= Judith M. Bennett =

American historian

Judith MacKenzie Bennett is an American medievalist. She is a professor emerita of history at the University of Southern California, where she was the John R. Hubbard Chair in British History. Bennett writes and teaches about medieval Europe, specifically focusing on gender, women's history, and rural peasants.

== Career and research ==
Bennett studied at Mount Holyoke College in Massachusetts, before completing an M.A. and Ph.D. in medieval studies at the University of Toronto. She was awarded her doctorate in 1981. She subsequently worked at the University of North Carolina at Chapel Hill from 1981 to 2005, before moving to the University of Southern California.

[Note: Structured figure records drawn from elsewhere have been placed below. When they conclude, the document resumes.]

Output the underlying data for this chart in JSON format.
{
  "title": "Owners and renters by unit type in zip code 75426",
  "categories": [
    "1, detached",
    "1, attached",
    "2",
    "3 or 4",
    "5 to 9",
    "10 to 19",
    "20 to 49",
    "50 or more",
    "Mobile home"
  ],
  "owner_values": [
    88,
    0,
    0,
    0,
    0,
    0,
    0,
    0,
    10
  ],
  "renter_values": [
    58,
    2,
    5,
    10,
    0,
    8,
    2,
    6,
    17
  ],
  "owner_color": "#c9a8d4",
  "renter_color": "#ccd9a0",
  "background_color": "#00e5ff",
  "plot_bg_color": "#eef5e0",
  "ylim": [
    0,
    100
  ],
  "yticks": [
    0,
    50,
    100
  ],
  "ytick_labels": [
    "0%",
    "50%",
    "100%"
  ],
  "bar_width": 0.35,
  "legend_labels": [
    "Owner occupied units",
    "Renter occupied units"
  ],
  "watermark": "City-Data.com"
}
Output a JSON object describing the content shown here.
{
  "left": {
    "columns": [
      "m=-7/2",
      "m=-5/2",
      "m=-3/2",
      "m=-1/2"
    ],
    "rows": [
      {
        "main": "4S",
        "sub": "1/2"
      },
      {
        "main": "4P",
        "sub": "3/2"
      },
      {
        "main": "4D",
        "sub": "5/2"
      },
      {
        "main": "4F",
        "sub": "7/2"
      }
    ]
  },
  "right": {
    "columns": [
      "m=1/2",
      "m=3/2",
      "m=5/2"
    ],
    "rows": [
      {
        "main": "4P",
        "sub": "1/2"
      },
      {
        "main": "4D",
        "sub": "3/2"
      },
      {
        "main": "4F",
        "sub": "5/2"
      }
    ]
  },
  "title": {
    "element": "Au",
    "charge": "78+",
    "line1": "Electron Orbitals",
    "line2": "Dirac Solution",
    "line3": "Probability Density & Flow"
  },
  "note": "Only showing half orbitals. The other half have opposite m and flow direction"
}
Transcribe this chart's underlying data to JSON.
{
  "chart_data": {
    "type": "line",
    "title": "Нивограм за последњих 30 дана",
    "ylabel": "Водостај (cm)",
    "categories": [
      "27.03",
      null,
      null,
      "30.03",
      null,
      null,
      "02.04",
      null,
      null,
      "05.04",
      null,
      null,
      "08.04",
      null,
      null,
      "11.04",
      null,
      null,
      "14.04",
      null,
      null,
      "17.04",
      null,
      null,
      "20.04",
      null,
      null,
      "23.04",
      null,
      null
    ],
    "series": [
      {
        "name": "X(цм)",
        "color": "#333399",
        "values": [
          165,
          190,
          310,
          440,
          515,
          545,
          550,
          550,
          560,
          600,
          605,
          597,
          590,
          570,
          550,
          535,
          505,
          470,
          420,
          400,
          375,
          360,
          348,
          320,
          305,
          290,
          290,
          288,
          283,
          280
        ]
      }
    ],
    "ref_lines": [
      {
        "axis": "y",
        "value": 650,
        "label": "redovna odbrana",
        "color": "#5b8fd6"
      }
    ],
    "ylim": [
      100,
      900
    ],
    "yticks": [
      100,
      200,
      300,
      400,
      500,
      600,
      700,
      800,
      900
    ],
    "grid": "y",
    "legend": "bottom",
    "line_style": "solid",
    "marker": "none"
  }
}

She has published extensively on the history of late medieval England, particularly on the history of women and feminist approaches to medieval history. She has authored and edited nine books and over 30 articles and chapters on medieval women, women's work, and feminist history, as well as a widely used medieval history text, Medieval Europe: A Short History (McGraw Hill). Her 1996 book Ale, Beer, and Brewsters in England: Women's Work in a Changing World, 1300-1600 is still one of a few to look at the transition of brewing from women to men. In her influential 2006 book, History Matters: Patriarchy and the Challenge of Feminism, Bennett argued for the importance of feminist approaches to history and the role of longue durée perspectives in understanding the 'patriarchal equilibrium' that has defined the history of women's experiences over multiple historical periods. This 'patriarchal equilibrium' is characterised by Bennett as a lack of transformation in women's status in comparison to that of men, despite changes over time.